Un lourd bilan humain pour les Forces armées maliennes
Le général Jean Élysée Dao, chef d’état-major des armées maliennes, a rendu public un bilan accablant : une trentaine de soldats tués et une soixantaine de blessés, dont plusieurs dans un état grave. Ces pertes illustrent la férocité des combats qui ont opposé les Forces armées maliennes (FAMa) à une coalition de groupes armés, mêlant indépendantistes et éléments terroristes affiliés à Al-Qaïda.
Des pertes revendiquées des deux côtés
Les autorités militaires maliennes ont affirmé avoir infligé des pertes sévères à leurs adversaires, évoquant la neutralisation de nombreux combattants ennemis. De leur côté, les groupes rebelles ont reconnu dans un communiqué officiel la perte de plusieurs de leurs membres, sans pour autant préciser de chiffres exacts.
Anéfis, un enjeu majeur pour la sécurité du Sahel
Cette localité stratégique est au cœur de la stratégie militaire du Mali. Le contrôle d’Anéfis est crucial pour les FAMa, soutenues par des partenaires internationaux, afin de couper les voies de ravitaillement des groupes armés et de sécuriser les axes menant vers Kidal, bastion contesté situé plus au nord.
Les combats, d’une intensité rare, ont vu des soldats maliens et des renforts étrangers retranchés dans un camp militaire résister à des assauts répétés. L’arrivée d’un convoi lourdement armé, parti de Gao, combiné à un appui aérien, a finalement permis aux forces loyalistes de reprendre l’avantage. Les groupes rebelles, quant à eux, évoquent un « repli tactique » pour éviter des pertes civiles.
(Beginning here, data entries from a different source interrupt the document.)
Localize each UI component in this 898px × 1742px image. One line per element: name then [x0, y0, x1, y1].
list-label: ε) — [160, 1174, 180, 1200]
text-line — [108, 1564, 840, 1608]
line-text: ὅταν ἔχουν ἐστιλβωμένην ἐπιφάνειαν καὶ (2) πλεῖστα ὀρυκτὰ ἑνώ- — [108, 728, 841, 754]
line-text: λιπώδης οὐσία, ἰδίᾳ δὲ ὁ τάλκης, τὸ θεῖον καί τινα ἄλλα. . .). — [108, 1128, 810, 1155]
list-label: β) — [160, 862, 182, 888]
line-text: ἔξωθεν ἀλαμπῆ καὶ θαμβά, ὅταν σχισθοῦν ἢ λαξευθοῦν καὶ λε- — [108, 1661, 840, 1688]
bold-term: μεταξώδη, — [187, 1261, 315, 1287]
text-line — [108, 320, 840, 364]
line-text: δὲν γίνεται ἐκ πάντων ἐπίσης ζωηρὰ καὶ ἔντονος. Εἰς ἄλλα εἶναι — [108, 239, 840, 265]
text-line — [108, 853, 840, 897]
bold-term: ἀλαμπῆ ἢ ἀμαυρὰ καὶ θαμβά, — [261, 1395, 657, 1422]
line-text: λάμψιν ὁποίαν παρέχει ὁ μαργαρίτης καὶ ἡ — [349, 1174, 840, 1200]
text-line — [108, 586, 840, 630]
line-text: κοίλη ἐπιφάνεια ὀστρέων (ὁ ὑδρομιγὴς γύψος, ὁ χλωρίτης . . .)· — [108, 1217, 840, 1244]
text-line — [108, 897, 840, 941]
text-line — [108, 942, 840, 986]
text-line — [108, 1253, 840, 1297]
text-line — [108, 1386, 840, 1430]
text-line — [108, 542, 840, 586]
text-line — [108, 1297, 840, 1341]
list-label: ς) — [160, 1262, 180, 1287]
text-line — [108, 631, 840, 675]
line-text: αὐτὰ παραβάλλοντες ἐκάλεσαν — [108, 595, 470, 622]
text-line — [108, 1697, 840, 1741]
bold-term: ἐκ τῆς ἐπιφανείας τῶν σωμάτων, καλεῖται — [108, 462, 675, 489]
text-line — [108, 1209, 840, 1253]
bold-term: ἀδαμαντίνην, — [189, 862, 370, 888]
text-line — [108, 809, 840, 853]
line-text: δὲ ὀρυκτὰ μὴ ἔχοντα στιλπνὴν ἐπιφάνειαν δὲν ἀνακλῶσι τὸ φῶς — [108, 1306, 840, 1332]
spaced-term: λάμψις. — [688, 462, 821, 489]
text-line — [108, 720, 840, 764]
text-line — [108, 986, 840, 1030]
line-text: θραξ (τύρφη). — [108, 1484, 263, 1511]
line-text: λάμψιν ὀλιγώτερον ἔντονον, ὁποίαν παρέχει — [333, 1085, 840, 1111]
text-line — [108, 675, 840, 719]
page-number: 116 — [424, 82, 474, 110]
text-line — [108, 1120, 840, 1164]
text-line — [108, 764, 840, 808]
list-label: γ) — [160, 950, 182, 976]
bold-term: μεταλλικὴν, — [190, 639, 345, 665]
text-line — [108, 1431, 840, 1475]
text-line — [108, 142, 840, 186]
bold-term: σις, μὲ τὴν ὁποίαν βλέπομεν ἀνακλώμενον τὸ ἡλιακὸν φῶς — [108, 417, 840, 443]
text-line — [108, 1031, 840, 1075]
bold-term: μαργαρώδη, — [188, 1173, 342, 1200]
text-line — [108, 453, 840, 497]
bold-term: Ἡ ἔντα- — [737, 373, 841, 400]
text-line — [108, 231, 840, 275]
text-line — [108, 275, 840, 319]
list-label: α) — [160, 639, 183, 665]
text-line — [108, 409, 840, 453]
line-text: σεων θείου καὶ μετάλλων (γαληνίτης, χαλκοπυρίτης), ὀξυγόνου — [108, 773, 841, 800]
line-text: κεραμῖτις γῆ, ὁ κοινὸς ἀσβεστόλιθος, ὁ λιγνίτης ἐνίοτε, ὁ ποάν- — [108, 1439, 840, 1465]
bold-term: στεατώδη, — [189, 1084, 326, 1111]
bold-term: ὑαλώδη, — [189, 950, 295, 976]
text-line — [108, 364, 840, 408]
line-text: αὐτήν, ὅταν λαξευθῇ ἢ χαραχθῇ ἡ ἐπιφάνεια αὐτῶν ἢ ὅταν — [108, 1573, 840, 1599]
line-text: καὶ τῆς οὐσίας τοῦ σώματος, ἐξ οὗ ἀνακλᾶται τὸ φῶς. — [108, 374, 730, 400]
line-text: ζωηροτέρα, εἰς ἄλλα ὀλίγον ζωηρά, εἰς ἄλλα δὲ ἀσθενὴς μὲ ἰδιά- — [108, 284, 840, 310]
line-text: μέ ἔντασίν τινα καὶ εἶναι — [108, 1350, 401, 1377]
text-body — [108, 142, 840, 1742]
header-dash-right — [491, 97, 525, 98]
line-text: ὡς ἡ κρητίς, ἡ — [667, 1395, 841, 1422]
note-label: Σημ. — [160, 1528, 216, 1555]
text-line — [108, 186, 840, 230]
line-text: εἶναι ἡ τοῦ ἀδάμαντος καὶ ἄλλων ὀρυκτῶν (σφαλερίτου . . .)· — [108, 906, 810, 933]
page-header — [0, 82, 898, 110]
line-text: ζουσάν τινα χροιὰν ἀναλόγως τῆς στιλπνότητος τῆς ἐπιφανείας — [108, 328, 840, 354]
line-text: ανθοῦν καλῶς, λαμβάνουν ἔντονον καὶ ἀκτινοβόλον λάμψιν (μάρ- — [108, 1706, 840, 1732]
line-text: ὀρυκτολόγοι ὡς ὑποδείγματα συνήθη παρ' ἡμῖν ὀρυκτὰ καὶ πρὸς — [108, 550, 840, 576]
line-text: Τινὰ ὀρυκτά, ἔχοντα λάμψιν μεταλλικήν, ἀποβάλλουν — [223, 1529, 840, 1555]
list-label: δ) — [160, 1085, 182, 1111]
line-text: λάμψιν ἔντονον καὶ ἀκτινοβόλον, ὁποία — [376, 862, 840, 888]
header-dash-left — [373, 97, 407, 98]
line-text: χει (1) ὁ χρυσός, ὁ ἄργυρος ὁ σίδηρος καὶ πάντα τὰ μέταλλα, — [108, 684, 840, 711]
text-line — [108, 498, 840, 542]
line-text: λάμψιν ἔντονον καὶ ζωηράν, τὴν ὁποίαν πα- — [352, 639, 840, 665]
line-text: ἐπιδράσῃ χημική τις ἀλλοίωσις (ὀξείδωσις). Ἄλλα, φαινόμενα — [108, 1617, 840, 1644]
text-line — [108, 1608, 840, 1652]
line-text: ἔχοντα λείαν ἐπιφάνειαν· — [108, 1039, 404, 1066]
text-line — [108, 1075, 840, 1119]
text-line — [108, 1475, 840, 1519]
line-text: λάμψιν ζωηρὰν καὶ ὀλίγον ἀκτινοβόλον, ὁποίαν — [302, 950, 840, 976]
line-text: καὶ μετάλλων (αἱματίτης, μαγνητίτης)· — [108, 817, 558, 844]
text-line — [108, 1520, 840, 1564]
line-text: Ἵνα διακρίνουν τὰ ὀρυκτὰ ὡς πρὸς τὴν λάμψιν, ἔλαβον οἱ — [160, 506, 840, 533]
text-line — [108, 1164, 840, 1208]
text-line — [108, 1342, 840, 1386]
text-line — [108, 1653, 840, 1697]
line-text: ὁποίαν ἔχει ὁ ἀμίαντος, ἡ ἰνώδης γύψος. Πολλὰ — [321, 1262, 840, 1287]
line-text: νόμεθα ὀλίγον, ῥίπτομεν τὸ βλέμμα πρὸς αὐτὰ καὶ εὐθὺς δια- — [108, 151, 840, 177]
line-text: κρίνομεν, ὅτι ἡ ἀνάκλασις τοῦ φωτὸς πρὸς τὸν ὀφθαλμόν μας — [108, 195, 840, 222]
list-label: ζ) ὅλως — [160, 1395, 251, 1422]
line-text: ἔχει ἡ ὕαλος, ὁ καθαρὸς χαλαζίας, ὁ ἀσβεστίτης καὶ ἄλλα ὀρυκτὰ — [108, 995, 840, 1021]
La junte malienne sous pression face à la crise sécuritaire
Ces affrontements meurtriers rappellent l’ampleur des défis sécuritaires auxquels le Mali est confronté depuis 2012. Le gouvernement de transition, basé à Bamako, a fait de la restauration de la sécurité et de l’intégrité territoriale une priorité absolue pour légitimer son pouvoir.
Malgré les efforts militaires, la résistance des groupes armés dans le Nord reste tenace, transformant cette région en un champ de bataille permanent. La bataille d’Anéfis symbolise la guerre d’usure qui sévit au Mali, avec un coût humain et matériel de plus en plus lourd.